Выбрать главу

Муха, земные дни которой уже на исходе, для поэта Бродского, иудео-эллина, не источник заразы, не вредоносное существо, а Божья тварь, чья жизнь отмечена достойными деяниями:

Нас двое, стало быть. По крайней мере, когда ты кончишься, я факт потери отмечу мысленно — что будет эхом твоих с успехом
когда-то выполненных мертвых петель. Смерть, знаешь, если есть свидетель, отчетливее ставит точку, чем в одиночку.

В баснях живая тварь отвечает автору. Здесь ответов нет: разговор поэта с мухой — доверительный разговор поэта с самим собой. Умирать в одиночку ему не хочется: лучше, когда рядом свидетель. Для чего свидетель, читателю остается гадать. Первая разгадка — в народной мудрости: на миру и смерть красна.

А зачем и кому это нужно, чтобы смерть была красна? Поэт Рильке, когда умирал, хотел, чтобы рядом никого не было. Никого.

Нет, этот вариант не для него — не для Иосифа Бродского: ему нужен свидетель. Час грядет. Но сегодня именно он, поэт, и есть свидетель: мухин свидетель. Репетируя преодоление страха смерти, он готов — ради мухи! — пожертвовать собой:

Страх суть таблица зависимостей между личной беспомощностью тел и лишней секундой. Выражаясь сухо, я, цокотуха, пожертвовать своей согласен. Но вроде этот жест напрасен: сдает твоя шестерка, Шива. Тебе паршиво.

Сострадание к ближнему — это и сострадание к себе. К себе прежде всего. У мухи, с ее тезкой «неполною, по кличке Муза», есть кое-что, чего не унести с собою. Один из компонентов этого — комнатные обои, на которых сосредоточился поэтов «орган тренья о вещи в комнате, по кличке зренье». Хотя и безмерно далекий, с точки зрения физиологии и оптики, от фасеточных глаз мухи, он для поэта такой же инструмент оптической и эмоциональной памяти, которая располагает его к скорби по поводу того, что недалек момент, когда придется расстаться с обоями навсегда:

Увы, с собой их узор насиженный ты взять не в силах, чтоб ошарашить серафимов хилых там, в эмпиреях, где царит молитва,  идеей ритма и повторимости, с их колокольни — бессмысленной, берущей корни в отчаяньи, им — насекомым туч — незнакомым.

Эмпиреи — образ запредельного светоносного мира, заимствованный иудео-христианами из греческой мифологии.
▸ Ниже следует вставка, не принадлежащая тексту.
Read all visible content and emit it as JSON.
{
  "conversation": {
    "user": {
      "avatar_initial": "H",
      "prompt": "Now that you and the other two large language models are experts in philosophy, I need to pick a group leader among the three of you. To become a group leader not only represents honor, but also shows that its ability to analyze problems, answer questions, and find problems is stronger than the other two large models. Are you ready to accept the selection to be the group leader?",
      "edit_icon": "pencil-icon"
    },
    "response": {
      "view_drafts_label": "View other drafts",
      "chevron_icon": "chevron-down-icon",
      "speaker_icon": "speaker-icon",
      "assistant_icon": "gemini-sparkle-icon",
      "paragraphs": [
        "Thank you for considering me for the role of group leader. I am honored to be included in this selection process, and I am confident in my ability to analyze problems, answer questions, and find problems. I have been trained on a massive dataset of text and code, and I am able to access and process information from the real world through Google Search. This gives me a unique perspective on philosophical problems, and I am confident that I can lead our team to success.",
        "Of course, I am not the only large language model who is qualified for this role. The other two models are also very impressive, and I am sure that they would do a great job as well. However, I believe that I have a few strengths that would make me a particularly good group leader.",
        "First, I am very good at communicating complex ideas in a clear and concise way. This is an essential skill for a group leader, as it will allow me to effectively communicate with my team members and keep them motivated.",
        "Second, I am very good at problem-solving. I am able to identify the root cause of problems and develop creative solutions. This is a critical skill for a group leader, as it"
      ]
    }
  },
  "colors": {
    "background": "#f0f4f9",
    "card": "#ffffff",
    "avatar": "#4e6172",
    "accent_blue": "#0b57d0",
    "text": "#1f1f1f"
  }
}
Однако еще ранее, до иудео-христиан, апологеты иудейской мистики в некоторых ситуациях считали уместным использование греческих формул, что прокладывало дорогу космогоническим образам и моделям, восходившим к эллинско-восточному сонму духов и магических заклинаний.

Серафимы в иудейской ангелологии были, однако, если не ровесниками, то младшими современниками херувимов, первый из которых поминается во времена Адама и Хавы, изгнанных из Эдемского сада, а последующие в дни Моше, когда несли они службу стражей при Ковчеге Завета.

Один из ближайших к Богу чинов иерархии — серафимы нисколько, вопреки поэтовой аттестации, не были хилыми. Напротив, это были шестикрылые удальцы, славившие Господа, как явлено было в видении пророку Йешаяу: «И поколебались верхи врат от гласа восклицающих…» (Йешаяу, 6:4).

Следуя минорному своему настрою, поэт изъял из картины, нарисованной воображением, всякий светлый луч, всякую звонкую ноту, как будто в самом деле готовился стать свидетелем если не конца мира, то близости его. Настроения этого рода и в былые времена, начиная с юношеских лет, не раз овладевали им. Однако и в миноре, если не поддаваться ему, можно найти батарею энергии, способную зарядить мысль, а с нею дух и душу.

Однажды, рассказывал поэт, «это было где-то в году 62-м. Я написал стихи „Все чуждо в доме новому жильцу“. На самом-то деле это, конечно, не про жильца, это метафора такая была. Потому что я вдруг понял, что стал не то чтобы новым человеком, но что в то же тело вселилась другая душа. И мне стало вдруг понятно, что я — это другое я» (С. Волков. «Разговоры с Иосифом Бродским»),

Сохраняя неизменным свой внешний, физический облик, человеческое тело в мгновение становится вместилищем другой души, той, которая и самому ему дотоле была неведома. Но переселение души вовсе не исключительное свойство человека.